Most AI chatbots default to 0.7 -- a balance between coherence and flexibility

Hallucinations: when AI makes things up

Because LLMs generate text based on probability rather than looking up facts, they sometimes produce information that sounds plausible but is simply false. The AI community calls this 'hallucination.' It is arguably the biggest practical challenge of using LLMs today.

Hallucination rates vary widely between models. The best performing models in early 2026 achieve rates below 1% on standardized benchmarks, while less capable models hallucinate in up to 30% of responses. In specialized domains like medicine or law, even well-performing models can fabricate references in a significant portion of their outputs.

Fabricated facts

Stating statistics, dates, or claims that do not exist. The model is pattern-matching, not fact-checking.

Fake sources

Inventing book titles, URLs, research papers, or author names that look real but do not exist.

Confident errors

Presenting wrong information with the same confident tone as correct information. No hesitation, no caveats.

HOW TO SPOT THEM

Be suspicious of very specific claims (exact percentages, specific dates, named sources) in domains where you cannot verify. Ask the model for its sources. Cross-check critical facts with a web search. If the model says 'a study found that...' without naming the study, assume it may be fabricated until you verify it yourself.

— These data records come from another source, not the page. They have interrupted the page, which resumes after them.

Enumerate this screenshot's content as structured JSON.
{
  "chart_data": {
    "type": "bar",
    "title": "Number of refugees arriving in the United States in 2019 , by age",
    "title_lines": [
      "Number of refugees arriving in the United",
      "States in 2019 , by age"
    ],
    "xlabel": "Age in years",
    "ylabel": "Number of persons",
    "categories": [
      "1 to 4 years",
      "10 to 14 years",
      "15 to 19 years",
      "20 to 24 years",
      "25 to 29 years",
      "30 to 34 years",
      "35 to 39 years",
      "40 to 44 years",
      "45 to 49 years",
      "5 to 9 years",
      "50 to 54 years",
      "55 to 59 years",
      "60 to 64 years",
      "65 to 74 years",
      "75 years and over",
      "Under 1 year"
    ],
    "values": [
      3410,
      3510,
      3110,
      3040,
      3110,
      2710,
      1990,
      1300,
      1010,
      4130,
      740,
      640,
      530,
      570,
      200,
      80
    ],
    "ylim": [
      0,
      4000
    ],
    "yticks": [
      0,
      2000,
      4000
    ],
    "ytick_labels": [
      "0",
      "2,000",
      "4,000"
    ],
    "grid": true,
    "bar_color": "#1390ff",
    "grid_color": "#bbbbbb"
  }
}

What this means for how you prompt

Understanding how LLMs work under the hood directly improves how you use them. Here are the practical takeaways.

Be specific, not vague. Since the model predicts the next most likely token, vague prompts lead to generic responses. The more context and specifics you provide, the more the probability distribution shifts toward useful output. 'Write me a marketing email' produces average text. 'Write a marketing email for a logistics company launching a route optimization tool, targeting operations managers, tone: professional but not stiff' produces something you can actually use.

Think about token budget. Every word you send eats into the context window. Do not paste your entire document if you only have a question about one paragraph. Be concise in your instructions, but thorough in your context. This is not a contradiction: it means cutting filler while keeping the information the model needs to do its job.

Verify, do not trust. Knowing that LLMs generate text probabilistically, not factually, should permanently change your relationship with AI output. Use it as a first draft, a starting point, a thinking partner. Never use it as a source of truth without checking. The people who get the most value from AI are the ones who treat it as a capable but fallible collaborator.

Structure helps. LLMs respond well to structure in prompts because structured text has clear patterns. Use numbered lists for multi-step instructions. Use headers to separate sections. Tell the model what format you want the output in. The clearer the pattern you establish, the better the model continues it.